A Canadian icon in the world of literature and music passed away yesterday. Leonard Cohen (1934-2016) was born and raised in Montreal and achieved fame throughout the world. He was a faithful member of the Jewish community of his ‘hometown’ – always happy to buy a dozen bagels and enjoy a stroll down The Main (St. Lawrence Boulevard). According to a CBC interview I heard this morning, his extended family have fond memories of attending the same synagogue for important ceremonies over many years, memories which they can now treasure and pass along to future generations.
As far as Mr. Cohen’s life relates to homeschooling, he serves as an example of the rich diversity of religious belief present across Canada. The fact that he was Jewish is not really the point; the fact that he continued to perform Jewish rituals and make concrete gestures reflecting his spiritual beliefs is what makes his life relevant to the homeschooling community of Canada.

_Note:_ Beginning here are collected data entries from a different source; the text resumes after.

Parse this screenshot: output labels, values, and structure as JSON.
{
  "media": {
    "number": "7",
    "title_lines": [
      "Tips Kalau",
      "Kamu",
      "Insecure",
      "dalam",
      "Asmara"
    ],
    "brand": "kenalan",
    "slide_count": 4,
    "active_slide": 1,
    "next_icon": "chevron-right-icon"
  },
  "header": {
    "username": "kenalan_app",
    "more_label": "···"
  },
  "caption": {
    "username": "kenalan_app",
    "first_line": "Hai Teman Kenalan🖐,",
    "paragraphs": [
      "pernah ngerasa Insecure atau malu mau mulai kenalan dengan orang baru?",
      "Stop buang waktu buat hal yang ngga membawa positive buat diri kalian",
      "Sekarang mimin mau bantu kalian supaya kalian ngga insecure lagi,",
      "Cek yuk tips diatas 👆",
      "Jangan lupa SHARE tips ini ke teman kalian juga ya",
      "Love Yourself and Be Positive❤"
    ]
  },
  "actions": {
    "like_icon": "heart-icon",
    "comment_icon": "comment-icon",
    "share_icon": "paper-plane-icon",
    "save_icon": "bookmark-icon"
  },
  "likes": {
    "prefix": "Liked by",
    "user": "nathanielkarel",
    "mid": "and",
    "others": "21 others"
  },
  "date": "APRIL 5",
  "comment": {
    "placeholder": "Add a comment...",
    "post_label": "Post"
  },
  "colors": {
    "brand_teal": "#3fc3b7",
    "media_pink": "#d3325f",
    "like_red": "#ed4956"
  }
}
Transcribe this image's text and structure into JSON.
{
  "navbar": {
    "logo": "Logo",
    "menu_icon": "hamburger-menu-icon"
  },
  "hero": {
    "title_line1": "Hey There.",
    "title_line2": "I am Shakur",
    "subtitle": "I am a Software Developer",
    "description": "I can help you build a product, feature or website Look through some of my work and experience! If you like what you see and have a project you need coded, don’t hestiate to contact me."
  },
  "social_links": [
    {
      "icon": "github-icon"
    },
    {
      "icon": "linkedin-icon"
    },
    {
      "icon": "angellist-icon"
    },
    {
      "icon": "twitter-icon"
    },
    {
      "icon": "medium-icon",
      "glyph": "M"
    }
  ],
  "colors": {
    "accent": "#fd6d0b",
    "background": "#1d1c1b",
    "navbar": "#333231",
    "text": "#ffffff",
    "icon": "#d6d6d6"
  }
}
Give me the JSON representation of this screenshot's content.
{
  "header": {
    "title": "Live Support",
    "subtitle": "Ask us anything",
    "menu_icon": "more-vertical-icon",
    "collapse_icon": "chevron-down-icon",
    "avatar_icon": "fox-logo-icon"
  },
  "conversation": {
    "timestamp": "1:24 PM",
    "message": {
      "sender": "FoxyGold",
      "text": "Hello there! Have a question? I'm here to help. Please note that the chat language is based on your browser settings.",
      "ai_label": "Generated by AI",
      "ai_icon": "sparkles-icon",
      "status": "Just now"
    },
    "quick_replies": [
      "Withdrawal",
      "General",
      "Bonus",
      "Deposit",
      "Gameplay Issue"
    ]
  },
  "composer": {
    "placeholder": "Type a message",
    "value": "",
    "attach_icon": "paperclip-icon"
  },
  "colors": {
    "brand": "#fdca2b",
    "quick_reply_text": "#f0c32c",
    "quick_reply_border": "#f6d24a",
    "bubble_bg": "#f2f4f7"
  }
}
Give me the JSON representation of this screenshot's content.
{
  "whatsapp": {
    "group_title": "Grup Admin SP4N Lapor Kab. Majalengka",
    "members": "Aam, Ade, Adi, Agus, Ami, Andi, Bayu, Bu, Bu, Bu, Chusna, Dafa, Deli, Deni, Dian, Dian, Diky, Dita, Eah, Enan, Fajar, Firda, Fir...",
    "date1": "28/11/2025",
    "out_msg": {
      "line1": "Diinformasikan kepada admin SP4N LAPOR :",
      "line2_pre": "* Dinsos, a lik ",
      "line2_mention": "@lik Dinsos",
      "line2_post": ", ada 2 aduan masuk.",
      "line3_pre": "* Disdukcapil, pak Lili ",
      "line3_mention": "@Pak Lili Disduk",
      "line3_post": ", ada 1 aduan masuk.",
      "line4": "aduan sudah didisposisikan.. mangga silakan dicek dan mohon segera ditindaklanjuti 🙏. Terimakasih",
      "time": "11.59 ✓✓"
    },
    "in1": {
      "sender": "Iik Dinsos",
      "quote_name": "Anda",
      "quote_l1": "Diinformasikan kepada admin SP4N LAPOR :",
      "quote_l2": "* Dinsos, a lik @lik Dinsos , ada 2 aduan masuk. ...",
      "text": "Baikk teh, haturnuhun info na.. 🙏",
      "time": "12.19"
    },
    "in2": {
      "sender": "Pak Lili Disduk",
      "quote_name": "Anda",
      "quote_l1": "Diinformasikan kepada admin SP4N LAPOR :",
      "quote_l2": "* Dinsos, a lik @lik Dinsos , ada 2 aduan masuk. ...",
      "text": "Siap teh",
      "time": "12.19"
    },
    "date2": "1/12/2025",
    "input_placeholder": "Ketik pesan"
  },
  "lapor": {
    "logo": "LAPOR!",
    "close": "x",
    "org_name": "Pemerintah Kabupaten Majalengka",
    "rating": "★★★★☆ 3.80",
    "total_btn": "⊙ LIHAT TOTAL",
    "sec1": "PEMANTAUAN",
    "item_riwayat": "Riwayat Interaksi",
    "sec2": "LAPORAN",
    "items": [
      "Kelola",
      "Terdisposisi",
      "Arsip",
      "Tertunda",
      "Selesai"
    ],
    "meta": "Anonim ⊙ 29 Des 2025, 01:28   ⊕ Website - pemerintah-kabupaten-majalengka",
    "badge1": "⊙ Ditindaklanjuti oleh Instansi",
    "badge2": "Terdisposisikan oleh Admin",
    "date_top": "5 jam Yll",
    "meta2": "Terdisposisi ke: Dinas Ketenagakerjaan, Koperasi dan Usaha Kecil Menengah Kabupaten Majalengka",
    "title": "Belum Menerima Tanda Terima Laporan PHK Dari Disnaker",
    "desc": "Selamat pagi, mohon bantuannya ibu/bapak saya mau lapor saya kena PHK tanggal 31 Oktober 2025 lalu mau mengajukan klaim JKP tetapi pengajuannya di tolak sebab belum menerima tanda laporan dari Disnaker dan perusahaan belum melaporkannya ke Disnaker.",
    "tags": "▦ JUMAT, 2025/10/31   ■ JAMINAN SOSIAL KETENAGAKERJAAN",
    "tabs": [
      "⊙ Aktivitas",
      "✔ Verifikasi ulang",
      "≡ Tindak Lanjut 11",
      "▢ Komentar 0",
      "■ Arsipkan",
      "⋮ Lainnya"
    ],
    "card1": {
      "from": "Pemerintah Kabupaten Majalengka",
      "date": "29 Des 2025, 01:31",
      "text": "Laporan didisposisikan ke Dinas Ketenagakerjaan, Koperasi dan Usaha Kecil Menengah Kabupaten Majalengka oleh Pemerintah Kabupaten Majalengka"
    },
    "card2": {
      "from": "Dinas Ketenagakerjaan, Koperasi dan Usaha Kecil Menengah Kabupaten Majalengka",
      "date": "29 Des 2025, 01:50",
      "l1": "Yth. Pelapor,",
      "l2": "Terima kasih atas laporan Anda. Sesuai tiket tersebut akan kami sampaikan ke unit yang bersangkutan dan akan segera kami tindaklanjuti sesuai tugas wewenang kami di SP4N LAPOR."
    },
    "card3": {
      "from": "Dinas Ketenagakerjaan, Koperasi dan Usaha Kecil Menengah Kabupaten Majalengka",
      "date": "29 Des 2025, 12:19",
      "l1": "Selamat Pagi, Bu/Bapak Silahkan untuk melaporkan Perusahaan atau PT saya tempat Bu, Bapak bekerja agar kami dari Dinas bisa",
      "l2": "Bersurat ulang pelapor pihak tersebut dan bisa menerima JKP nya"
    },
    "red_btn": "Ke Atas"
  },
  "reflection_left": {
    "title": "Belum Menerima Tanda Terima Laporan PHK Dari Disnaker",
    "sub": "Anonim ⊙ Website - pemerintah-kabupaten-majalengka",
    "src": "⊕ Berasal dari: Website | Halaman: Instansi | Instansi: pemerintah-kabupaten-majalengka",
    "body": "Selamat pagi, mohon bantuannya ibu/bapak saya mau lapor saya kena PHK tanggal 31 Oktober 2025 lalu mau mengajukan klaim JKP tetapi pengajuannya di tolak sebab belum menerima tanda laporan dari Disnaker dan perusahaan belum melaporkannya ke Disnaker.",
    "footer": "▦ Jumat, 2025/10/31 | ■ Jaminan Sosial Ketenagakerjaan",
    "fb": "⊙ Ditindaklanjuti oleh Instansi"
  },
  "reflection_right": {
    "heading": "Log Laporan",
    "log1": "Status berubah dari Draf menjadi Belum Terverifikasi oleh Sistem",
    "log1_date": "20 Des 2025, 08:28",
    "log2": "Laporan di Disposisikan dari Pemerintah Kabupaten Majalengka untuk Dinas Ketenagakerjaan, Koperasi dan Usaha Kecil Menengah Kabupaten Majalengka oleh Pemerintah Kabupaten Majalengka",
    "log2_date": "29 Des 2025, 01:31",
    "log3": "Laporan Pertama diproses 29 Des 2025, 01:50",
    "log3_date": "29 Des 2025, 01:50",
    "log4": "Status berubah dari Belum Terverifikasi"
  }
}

I was recently asked what the ‘rules’ are for homeschooling in Canada. The specifics change from province to province, city to city, and borough to borough – but there is one general provision in the Canadian Constitution, in the Charter of Rights and Freedoms, which makes homeschooling a legal right based on freedom of religious practice. If you feel that the Canadian public school system does not reflect your religious beliefs, you can defend your choice to homeschool on those grounds.
Fundamental Freedoms (from the Constitution Act of 1982)
- Everyone has the following fundamental freedoms: (a) freedom of conscience and religion; (b) freedom of thought, belief, opinion and expression, including freedom of the press and other media of communication; (c) freedom of peaceful assembly; and (d) freedom of association.
Despite the general enthusiasm for multiculturalism in Canada, there is plenty of evidence of one group persecuting another, both historical and current. The cruel dealings between the Europeans and the Native Americans is the most obvious historic example. The first people of this country were denied freedom to worship and ruthlessly forced to convert to Christianity only a few generations ago (in a school setting, I might add – I know a Cree woman who still trembles at the sight of a school uniform, decades after being forced into Catholic school.). In more recent times, conflicts between Catholic French and Protestant English were a defining feature of life in cities like Montreal. Currently, race-based and religion-based hatred and bullying is a continuing problem in parts of Ontario, especially Toronto.
I would like to think that there would be less conflict and tension if we all learned to cooperate at a young age, and it seems at first glance that a common school would be the logical place to start lifelong tendencies to share and show understanding. But, as evidence suggests, this doesn’t always work.
Perhaps the most important lessons children learn about tolerance are taught at home and in larger community settings. How families cope with different neighbours, how parents approach making money in a competitive market, how everyone buys food and responds to community challenges like crime or preserving the environment – these teach much more than cramming a group of children together in a room without the tools or maturity needed to cope with differences that are totally overwhelming at a young age.
As an example, I remember meeting a Jewish girl when I was about 5 years old. I asked her if she went to church, and she sort of mumbled ‘yes’ and said that it was on Saturday. I thought she must be confused, or maybe she didn’t know the days of the week yet! The new friendship faltered. Doubt and suspicion began to grow. (Do you remember the ‘today is it Christmas?’ stage?! At five years old, I had a very vague idea of the passage of time, and the fact that church was always on Sunday was a new an interesting concept I was trying to digest, thus my preoccupation with the topic. I was already struggling to understand what ‘Sunday’ was, never mind anything new and different about ‘church’.) Ultimately, it took a parent’s explanation to straighten out the facts. The two of us were too young to bridge a gap in understanding that most adults would find very simple.
If you feel that your child would be better able to follow your family’s traditions and beliefs through being schooled at home, you are free to do so in Canada. And that freedom comes with the responsibility to give others equal respect for their choices. Homeschoolers are not necessarily against the system, or against school – some of us just feel that embracing our own traditions and giving our children time to develop understanding and tolerance of others’ in a safe home environment is a good way to start life in Canada’s amazingly diverse society. If you are not persecuted, bullied, or threatened in any way, won’t you tend to have a more open and relaxed approach to others’ differences?